Research has shown that children in the West hold strongly to certain ideas about what scientists look like. The most famous study is probably that of David Wade Chambers who administered a “Draw-a-Scientist” test to nearly 5000 children aged five to eleven. From the results, Chambers identified seven basic indicators of “the standard image of the scientist” which consistently appeared in the students’ drawings:

  1. lab coat (usually white)
  2. eyeglasses
  3. facial hair (beards, mustaches, abnormally long sideburns)
  4. symbols of research (scientific instruments and laboratory equipment)
  5. symbols of knowledge (books, filing cabinets)
  6. technology (products of science such as rockets)
  7. relevant captions such as formulae and the "eureka" syndrome, etc.

Interestingly (or even worryingly, depending on your perspective), only 28 of the 4,807 drawings done by the students Chambers surveyed were of female scientists.

Chambers carried out his study over twenty years ago, but similar tests have been carried out on numerous occasions since, and have resulted in remarkably similar conclusions.
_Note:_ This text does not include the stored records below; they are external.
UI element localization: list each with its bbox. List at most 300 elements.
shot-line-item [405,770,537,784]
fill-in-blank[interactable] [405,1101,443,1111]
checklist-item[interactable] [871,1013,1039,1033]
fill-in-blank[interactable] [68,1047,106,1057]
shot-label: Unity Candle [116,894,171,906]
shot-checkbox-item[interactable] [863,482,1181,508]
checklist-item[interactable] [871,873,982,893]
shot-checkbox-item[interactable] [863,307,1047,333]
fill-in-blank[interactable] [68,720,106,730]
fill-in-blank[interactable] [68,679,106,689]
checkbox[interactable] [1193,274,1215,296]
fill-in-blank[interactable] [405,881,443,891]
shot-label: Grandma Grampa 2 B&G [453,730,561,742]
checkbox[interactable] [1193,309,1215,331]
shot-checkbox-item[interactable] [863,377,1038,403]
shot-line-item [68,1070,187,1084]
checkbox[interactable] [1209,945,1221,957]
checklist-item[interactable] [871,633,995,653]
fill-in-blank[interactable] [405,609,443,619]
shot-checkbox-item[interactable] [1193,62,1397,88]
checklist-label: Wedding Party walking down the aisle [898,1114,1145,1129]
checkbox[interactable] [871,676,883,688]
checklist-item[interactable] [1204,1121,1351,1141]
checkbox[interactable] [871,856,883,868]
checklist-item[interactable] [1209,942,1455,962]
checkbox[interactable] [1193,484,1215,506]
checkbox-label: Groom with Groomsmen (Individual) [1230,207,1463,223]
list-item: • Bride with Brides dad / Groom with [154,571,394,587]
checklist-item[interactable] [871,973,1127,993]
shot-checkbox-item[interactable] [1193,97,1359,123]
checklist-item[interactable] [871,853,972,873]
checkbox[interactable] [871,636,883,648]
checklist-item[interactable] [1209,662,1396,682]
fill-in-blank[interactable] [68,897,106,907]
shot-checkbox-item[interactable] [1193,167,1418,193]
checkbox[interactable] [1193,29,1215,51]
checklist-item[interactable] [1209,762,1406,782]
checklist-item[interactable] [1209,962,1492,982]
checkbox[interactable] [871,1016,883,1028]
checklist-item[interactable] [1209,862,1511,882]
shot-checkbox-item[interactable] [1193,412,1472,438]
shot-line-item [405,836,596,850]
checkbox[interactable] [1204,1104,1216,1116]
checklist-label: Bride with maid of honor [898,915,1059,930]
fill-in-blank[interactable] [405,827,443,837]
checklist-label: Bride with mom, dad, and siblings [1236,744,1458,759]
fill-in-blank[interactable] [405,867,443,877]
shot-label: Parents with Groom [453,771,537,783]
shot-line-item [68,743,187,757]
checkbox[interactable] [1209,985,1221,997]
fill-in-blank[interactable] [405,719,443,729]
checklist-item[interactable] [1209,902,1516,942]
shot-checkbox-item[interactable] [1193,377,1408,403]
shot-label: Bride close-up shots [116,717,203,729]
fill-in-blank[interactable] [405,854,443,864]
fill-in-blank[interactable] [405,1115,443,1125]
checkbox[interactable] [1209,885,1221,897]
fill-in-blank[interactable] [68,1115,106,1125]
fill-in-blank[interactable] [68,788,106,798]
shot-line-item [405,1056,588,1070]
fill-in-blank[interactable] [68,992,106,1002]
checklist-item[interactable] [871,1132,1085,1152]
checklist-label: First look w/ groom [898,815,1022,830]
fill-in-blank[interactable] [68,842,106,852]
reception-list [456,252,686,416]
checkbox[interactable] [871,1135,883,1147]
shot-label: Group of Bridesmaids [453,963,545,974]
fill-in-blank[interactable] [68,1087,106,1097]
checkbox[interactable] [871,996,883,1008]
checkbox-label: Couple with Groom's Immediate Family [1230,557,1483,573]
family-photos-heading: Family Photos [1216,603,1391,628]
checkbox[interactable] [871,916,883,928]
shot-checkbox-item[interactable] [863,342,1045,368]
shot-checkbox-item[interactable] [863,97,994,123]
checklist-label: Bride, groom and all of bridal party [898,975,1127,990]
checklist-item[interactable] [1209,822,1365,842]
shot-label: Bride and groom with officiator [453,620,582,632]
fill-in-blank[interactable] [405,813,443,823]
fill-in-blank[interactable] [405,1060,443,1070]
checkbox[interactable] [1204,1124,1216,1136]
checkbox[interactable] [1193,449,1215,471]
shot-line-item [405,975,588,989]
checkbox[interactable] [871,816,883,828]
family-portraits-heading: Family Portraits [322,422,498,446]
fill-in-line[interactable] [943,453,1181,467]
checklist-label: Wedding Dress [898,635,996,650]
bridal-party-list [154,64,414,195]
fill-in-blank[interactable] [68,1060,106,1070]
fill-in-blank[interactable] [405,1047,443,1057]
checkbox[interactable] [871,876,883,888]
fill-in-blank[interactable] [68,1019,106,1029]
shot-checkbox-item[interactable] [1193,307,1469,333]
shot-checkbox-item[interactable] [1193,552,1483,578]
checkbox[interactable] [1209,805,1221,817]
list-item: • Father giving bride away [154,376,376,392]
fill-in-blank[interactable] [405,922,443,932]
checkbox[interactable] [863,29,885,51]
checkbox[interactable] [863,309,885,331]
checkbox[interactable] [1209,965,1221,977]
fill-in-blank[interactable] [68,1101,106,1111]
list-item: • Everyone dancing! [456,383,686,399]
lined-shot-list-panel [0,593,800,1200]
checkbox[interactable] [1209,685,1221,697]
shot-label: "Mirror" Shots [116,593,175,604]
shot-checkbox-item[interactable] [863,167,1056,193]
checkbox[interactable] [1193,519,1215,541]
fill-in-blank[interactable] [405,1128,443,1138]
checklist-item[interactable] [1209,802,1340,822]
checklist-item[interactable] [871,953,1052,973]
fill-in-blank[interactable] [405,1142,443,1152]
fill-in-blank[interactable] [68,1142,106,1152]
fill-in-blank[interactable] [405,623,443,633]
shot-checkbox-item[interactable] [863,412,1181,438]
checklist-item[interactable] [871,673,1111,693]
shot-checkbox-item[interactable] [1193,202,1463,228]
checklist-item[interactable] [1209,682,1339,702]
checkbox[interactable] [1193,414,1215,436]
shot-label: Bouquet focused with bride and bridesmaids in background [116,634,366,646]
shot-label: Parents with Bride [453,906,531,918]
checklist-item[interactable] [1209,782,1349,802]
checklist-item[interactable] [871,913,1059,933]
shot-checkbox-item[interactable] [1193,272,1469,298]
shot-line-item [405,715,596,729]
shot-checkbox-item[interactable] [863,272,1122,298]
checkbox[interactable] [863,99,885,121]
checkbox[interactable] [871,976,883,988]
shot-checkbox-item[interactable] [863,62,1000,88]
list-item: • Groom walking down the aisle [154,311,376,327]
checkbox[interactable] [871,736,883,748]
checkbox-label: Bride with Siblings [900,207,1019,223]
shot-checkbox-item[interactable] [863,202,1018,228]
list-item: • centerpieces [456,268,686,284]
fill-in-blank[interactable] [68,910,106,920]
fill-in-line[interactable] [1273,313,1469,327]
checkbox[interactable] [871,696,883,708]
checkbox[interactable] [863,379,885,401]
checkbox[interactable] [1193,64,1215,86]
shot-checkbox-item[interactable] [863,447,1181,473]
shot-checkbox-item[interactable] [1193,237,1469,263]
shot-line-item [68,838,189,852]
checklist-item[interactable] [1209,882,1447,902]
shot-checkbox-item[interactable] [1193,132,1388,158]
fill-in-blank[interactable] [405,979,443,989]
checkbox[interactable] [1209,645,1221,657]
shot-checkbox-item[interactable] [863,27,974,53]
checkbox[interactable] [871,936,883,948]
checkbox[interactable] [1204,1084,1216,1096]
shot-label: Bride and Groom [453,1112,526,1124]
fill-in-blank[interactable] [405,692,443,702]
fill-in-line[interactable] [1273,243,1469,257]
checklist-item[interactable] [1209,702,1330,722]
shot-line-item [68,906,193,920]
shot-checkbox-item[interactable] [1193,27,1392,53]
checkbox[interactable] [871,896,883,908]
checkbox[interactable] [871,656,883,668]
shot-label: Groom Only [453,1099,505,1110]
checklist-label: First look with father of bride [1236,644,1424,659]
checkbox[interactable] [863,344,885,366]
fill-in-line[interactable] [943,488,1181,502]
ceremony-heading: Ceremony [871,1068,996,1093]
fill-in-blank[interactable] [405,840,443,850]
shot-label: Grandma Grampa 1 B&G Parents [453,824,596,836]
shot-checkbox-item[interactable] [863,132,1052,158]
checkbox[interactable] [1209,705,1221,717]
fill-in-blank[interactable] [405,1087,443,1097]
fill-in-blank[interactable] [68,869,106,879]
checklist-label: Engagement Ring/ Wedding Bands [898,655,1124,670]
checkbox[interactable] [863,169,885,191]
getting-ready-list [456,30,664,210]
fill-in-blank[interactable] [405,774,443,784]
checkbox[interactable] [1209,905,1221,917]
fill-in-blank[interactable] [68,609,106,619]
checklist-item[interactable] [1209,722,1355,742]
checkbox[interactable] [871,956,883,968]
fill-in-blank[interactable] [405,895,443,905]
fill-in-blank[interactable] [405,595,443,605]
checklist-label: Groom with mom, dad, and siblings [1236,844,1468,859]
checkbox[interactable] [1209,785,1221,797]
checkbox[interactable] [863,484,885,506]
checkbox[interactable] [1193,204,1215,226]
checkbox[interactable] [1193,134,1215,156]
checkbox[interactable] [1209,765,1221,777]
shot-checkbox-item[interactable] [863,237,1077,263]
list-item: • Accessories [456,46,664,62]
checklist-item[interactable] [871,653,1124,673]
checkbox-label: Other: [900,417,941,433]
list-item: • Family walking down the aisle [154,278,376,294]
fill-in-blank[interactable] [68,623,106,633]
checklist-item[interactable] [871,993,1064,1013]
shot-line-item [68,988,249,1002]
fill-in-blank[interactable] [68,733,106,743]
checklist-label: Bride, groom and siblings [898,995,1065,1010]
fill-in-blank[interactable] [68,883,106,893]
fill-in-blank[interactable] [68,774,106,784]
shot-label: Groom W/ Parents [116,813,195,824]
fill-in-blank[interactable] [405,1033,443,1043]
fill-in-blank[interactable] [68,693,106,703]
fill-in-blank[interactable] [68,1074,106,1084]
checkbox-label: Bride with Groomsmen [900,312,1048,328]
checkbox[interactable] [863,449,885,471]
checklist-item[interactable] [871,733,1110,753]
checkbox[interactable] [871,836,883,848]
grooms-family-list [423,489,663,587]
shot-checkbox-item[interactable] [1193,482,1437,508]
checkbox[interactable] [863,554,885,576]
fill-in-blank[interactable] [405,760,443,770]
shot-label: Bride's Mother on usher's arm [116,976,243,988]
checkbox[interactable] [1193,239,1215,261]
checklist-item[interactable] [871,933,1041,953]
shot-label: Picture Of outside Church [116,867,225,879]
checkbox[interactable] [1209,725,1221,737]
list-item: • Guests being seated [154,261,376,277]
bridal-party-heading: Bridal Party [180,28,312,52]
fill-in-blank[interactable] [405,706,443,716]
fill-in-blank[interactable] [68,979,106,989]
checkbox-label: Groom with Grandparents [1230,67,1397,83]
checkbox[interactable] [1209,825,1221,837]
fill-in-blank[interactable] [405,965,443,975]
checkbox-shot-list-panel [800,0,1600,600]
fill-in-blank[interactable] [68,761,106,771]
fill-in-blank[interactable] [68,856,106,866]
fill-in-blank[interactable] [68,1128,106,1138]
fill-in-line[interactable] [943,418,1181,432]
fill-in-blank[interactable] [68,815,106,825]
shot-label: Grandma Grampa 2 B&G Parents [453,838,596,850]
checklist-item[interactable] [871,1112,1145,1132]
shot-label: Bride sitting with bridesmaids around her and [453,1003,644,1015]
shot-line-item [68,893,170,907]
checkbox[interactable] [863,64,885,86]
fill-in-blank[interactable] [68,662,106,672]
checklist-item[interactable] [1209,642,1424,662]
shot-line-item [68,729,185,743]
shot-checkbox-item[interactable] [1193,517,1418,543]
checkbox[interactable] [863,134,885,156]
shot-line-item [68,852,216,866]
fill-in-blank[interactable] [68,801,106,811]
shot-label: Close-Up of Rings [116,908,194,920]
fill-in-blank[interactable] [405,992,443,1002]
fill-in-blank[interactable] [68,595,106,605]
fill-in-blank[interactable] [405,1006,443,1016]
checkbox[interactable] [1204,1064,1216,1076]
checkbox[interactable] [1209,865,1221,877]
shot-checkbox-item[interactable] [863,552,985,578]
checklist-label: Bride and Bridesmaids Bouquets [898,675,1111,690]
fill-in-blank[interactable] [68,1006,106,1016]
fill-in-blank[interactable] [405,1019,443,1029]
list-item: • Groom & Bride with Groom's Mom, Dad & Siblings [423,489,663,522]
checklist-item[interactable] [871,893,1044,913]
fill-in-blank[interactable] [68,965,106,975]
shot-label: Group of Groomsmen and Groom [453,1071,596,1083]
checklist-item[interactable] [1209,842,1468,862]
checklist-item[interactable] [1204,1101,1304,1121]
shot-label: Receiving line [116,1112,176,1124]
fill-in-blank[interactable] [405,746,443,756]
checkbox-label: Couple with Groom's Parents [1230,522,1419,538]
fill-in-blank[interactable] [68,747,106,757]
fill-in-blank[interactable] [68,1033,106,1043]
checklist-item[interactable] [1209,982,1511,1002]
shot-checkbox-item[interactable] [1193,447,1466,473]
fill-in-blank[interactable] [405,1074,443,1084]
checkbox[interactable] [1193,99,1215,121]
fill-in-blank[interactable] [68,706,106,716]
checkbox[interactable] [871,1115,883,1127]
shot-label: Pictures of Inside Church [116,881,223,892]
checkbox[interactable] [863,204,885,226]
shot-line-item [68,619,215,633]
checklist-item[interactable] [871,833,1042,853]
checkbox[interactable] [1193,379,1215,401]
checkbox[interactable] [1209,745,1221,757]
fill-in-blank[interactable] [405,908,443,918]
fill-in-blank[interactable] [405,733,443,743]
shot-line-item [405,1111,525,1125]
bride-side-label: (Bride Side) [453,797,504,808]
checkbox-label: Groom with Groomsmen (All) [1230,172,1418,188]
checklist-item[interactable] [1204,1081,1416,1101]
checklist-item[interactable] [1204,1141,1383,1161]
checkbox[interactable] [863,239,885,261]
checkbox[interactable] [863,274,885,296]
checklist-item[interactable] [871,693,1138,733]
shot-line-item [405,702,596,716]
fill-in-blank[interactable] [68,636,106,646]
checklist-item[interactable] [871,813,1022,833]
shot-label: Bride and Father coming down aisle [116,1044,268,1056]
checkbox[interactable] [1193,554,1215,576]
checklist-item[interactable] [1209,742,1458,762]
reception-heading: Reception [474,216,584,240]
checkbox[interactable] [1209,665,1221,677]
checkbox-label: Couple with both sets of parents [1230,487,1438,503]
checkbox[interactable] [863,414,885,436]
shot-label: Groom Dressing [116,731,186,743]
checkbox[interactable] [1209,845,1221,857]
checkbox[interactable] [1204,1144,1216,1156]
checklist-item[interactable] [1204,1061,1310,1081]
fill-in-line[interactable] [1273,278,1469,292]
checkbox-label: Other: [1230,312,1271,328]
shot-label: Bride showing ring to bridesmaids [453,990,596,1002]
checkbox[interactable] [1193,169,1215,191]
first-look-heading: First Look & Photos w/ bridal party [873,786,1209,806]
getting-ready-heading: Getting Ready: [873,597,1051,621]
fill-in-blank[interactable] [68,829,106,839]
Many people have tried to answer the question why children draw these characteristics when asked to imagine a scientist. There is strong evidence that literature and cinema have played a large role in creating the “mad scientist” stereotype – something Christopher Frayling explores in an accessible way in his book Mad, Bad and Dangerous?: The Scientist and the Cinema. Sadly, the fact that Jeff Goldblum, Will Smith and the totally gorgeous Elzabeth Shue have played scientists in recent Hollywood movies seems to have had little effect in dislodging the ideas children hold about scientists.

If I had carried out the classic “draw-a-scientist” test with my class, I don’t think I would have been surprised to see the kind of drawing you see here. I wouldn’t even have been surprised if some of them had depicted me as “mad” in some shape or form. But the fact that they drew me in a white coat and glasses, despite my lack of both, makes me concerned about just how strongly children hold onto these often negative stereotypes of scientists. Maybe I’ll get my students to draw me again in a year’s time – perhaps by then they’ll see me more like Erik Estrada and less like some character out of a 1950s B-movie.